Do you ever doubt Jesus’ ability to understand your life or empathize with your circumstances?

The twelve Apostles look like us:

  • Thomas has doubts
  • Judas is discouraged, hides a secret (that was just let out of the bag!)
  • Peter wears his heart on his sleeve & speaks before thinking
  • James & John (sons of Zebedee) are ambitious (or momma’s boys)
  • Matthew (former tax collector) probably wonders what he got himself into
  • The Apostles are arranged in groups of three, suggesting perhaps there may have been cliques among them—the fishermen, the tent makers, the farmers, etc.
  • In modern parlance, one or more of the Apostles may have grabbed their phone and sent a hasty “#WHAT?” or “#GodIsNotDead” in response to Jesus’ prediction.
  • They rush to ask, “Surely not me?” instead of seeking to understand the underlying meaning behind Jesus’ words

Do any of those traits sound like you?

The environment da Vinci depicts in the painting is also telling:

  • Upstairs room wasn’t fancy—poorly lit & little decoration
  • Attendees weren’t wearing their Sunday best
  • Food wasn’t noteworthy (other than the symbolism of the bread & wine), no feast
  • Table wasn’t ornate—not much more than a slab of plywood sitting on sawhorses

Does that environment reflect your house and tastes?

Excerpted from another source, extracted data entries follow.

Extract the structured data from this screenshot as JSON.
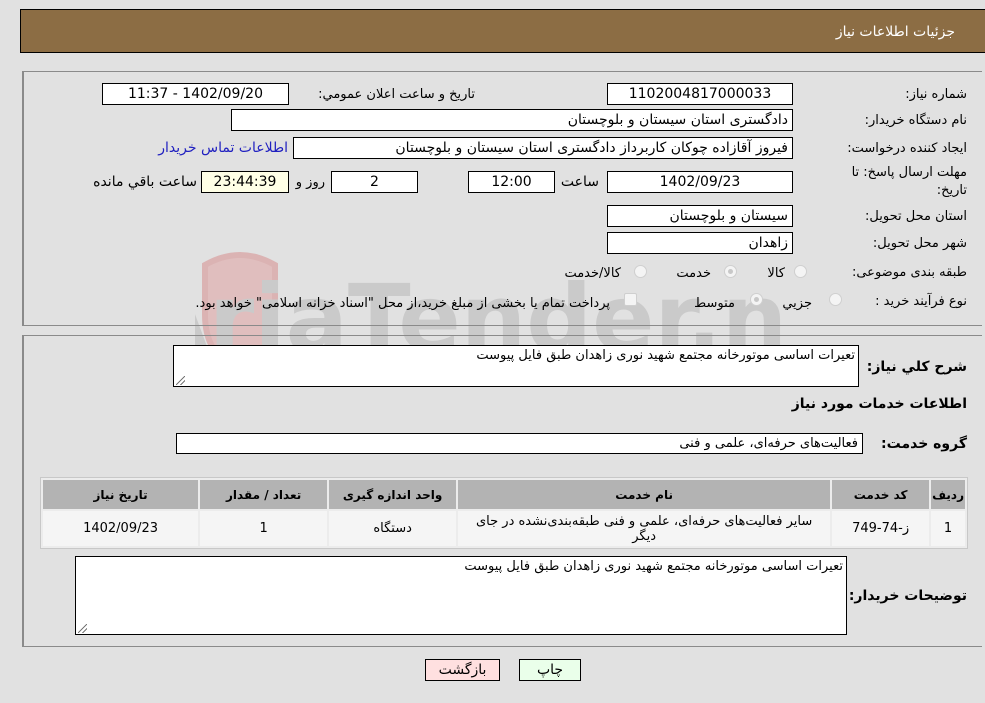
{
  "header": {
    "title": "جزئیات اطلاعات نیاز"
  },
  "details": {
    "need_number_label": "شماره نیاز:",
    "need_number": "1102004817000033",
    "announce_label": "تاریخ و ساعت اعلان عمومي:",
    "announce_value": "1402/09/20 - 11:37",
    "buyer_org_label": "نام دستگاه خریدار:",
    "buyer_org": "دادگستری استان سیستان و بلوچستان",
    "creator_label": "ایجاد کننده درخواست:",
    "creator": "فیروز آقازاده چوکان کاربرداز دادگستری استان سیستان و بلوچستان",
    "contact_link": "اطلاعات تماس خریدار",
    "deadline_label_1": "مهلت ارسال پاسخ: تا",
    "deadline_label_2": "تاریخ:",
    "deadline_date": "1402/09/23",
    "time_label": "ساعت",
    "deadline_time": "12:00",
    "days_value": "2",
    "days_label": "روز و",
    "remaining_time": "23:44:39",
    "remaining_label": "ساعت باقي مانده",
    "province_label": "استان محل تحویل:",
    "province": "سیستان و بلوچستان",
    "city_label": "شهر محل تحویل:",
    "city": "زاهدان",
    "category_label": "طبقه بندی موضوعی:",
    "category_options": [
      {
        "label": "کالا",
        "selected": false
      },
      {
        "label": "خدمت",
        "selected": true
      },
      {
        "label": "کالا/خدمت",
        "selected": false
      }
    ],
    "process_label": "نوع فرآیند خرید :",
    "process_options": [
      {
        "label": "جزيي",
        "selected": false
      },
      {
        "label": "متوسط",
        "selected": true
      }
    ],
    "treasury_checkbox_label": "پرداخت تمام یا بخشی از مبلغ خرید،از محل \"اسناد خزانه اسلامی\" خواهد بود.",
    "treasury_checked": false
  },
  "description": {
    "label": "شرح کلي نیاز:",
    "value": "تعیرات اساسی موتورخانه مجتمع شهید نوری زاهدان طبق فایل پیوست"
  },
  "services": {
    "section_title": "اطلاعات خدمات مورد نیاز",
    "group_label": "گروه خدمت:",
    "group_value": "فعالیت‌های حرفه‌ای، علمی و فنی",
    "columns": [
      "ردیف",
      "کد خدمت",
      "نام خدمت",
      "واحد اندازه گیری",
      "تعداد / مقدار",
      "تاریخ نیاز"
    ],
    "rows": [
      {
        "index": "1",
        "code": "ز-74-749",
        "name": "سایر فعالیت‌های حرفه‌ای، علمی و فنی طبقه‌بندی‌نشده در جای دیگر",
        "unit": "دستگاه",
        "quantity": "1",
        "date": "1402/09/23"
      }
    ]
  },
  "buyer_notes": {
    "label": "توضیحات خریدار:",
    "value": "تعیرات اساسی موتورخانه مجتمع شهید نوری زاهدان طبق فایل پیوست"
  },
  "actions": {
    "print_label": "چاپ",
    "back_label": "بازگشت",
    "print_color": "#eaffea",
    "back_color": "#ffe0e0"
  },
  "watermark": {
    "text": "AriaTender.neT"
  }
}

Again, the painting is not a portrait of the actual event when it took place, but the conclusions we can draw from it are likely very accurate: Jesus is in charge; his close associates weren’t handsome, well-dressed model citizens and the environment in which the celebration of communion was instituted isn’t notable in any exquisite interior design sense.

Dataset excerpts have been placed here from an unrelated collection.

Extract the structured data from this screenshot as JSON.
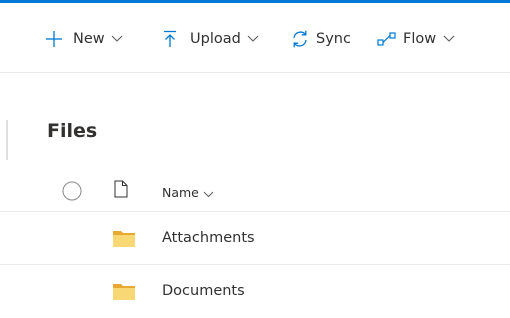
{
  "toolbar": {
    "new_label": "New",
    "upload_label": "Upload",
    "sync_label": "Sync",
    "flow_label": "Flow"
  },
  "page": {
    "title": "Files"
  },
  "list": {
    "columns": {
      "name_label": "Name"
    },
    "items": [
      {
        "name": "Attachments",
        "type": "folder"
      },
      {
        "name": "Documents",
        "type": "folder"
      }
    ]
  },
  "colors": {
    "accent": "#0078d4",
    "folder": "#f8d775",
    "text": "#323130"
  },
  "icons": {
    "new": "plus-icon",
    "upload": "upload-arrow-icon",
    "sync": "sync-icon",
    "flow": "flow-icon",
    "select_all": "circle-checkbox-icon",
    "file_type": "document-icon",
    "folder": "folder-icon"
  }
}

As imperfect as each one of us may be, the reality is that God sees those of us who put our faith in Jesus as perfect:

  • “Yet to all who did receive Him, to those who believed in His name, He gave the right to become children of God—children born not of natural descent, nor of human decision or a husband’s will, but born of God”(John 1:12-13).
  • Ephesians 1:13-14 tells us the Holy Spirit was given to us as a deposit that guarantees our inheritance. As heirs of God, we have an inheritance that no one can take from us.
  • Blessed is the one whose transgressions are forgiven, whose sins are covered. Blessed is the one whose sin the Lord does not count against them and in whose spirit is no deceit (Psalm 32:1-2).
  • For by one sacrifice he has made perfect forever those who are being made holy (Hebrews 10:14).
  • Therefore, there is now no condemnation for those who are in Christ Jesus (Romans 8:1).
  • Dear friends, now we are children of God, and what we will be has not yet been made known. But, we know that when Christ appears, we shall be like him, for we shall see him as he is (1 John 3:2).

Therefore, there’s no need to wallow in our perceived inadequacy or question our self-worth during communion time.  Thanks to Jesus’ work, God sees each believer as a fully forgiven heir to his kingdom, and we look forward to the literal #BestDayEver when he comes again to take us with him to the place he prepared for each of us in heaven.  That’s the lesson all believers should take from this special time of communion.